Ayant ainsi écouté les prières d’Indra, Śrī Kṛṣṇa, Dieu, la Personne Suprême, un sourire merveilleux sur les lèvres, répondit : « Cher Indra, si J’ai mis un terme au sacrifice qui devait t’être offert, c’est pour te montrer Ma miséricorde immotivée, pour que tu te souviennes que Je suis ton Maître éternel. Et non seulement ton Maître, mais celui de tous les autres devas. Souviens-toi toujours que seule Ma grâce t’accorde tes opulences matérielles. Nul ne doit oublier que Je suis le Seigneur Suprême. Nul n’est plus haut que Moi. À tous je puis donc montrer Mes faveurs, à tous infliger Mon châtiment. Et celui que domine l’orgueil, pour lui montrer Ma miséricorde immotivée Je le dépouille de toutes ses opulences. »
Notons ce point essentiel, que Kṛṣṇa peut priver un homme riche de tous ses biens, s’Il veut faciliter son abandon à Sa Personne. Et ce fait doit être compris comme une faveur toute particulière du Seigneur. On voit parfois qu’un riche, engagé dans le service de dévotion, se trouve bientôt, pour cela, réduit à la pauvreté. Faut-il donc penser que l’adoration du Seigneur Suprême conduit à l’indigence ? Il faut plutôt comprendre que lorsqu’un bhakta tente, par erreur, de dominer la nature matérielle, le Seigneur lui montre Sa miséricorde spéciale en le privant de toute opulence matérielle, jusqu’à ce qu’enfin il s’abandonne entièrement à Lui.

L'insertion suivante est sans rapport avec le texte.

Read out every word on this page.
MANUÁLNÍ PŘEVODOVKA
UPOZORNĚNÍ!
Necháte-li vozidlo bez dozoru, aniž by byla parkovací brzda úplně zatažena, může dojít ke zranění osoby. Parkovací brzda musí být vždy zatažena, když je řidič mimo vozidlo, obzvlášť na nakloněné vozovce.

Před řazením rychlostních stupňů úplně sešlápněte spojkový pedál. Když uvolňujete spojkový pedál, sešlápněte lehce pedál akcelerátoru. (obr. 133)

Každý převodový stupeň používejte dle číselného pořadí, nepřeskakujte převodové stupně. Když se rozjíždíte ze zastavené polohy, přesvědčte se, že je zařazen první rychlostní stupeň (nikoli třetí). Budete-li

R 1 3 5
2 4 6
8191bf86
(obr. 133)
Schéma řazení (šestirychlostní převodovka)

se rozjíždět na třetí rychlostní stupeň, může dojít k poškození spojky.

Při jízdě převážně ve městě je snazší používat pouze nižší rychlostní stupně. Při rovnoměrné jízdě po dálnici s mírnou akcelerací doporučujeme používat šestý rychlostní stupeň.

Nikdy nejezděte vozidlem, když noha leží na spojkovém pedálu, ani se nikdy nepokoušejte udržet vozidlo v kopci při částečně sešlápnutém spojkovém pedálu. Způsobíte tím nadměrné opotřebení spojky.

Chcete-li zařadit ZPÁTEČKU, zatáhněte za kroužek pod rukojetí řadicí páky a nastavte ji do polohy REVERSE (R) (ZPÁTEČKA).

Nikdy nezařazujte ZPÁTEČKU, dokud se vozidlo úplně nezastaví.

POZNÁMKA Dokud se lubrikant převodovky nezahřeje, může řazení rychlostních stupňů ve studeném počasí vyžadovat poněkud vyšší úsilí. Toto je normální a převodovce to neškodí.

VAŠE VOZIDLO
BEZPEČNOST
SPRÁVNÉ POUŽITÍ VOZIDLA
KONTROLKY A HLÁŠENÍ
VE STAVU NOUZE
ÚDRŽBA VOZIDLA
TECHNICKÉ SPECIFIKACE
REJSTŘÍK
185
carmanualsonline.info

Ses enseignements ainsi communiqués à Indra, Śrī Kṛṣṇa lui demanda de retourner en son royaume, sur les planètes édéniques, où il devra toujours garder à la mémoire qu’en aucune façon il ne saurait être suprême, mais que toujours sa position se trouve subordonnée à celle du Seigneur, du Souverain Suprême. Qu’il demeure le roi des planètes édéniques, mais qu’il se garde à jamais de tout orgueil.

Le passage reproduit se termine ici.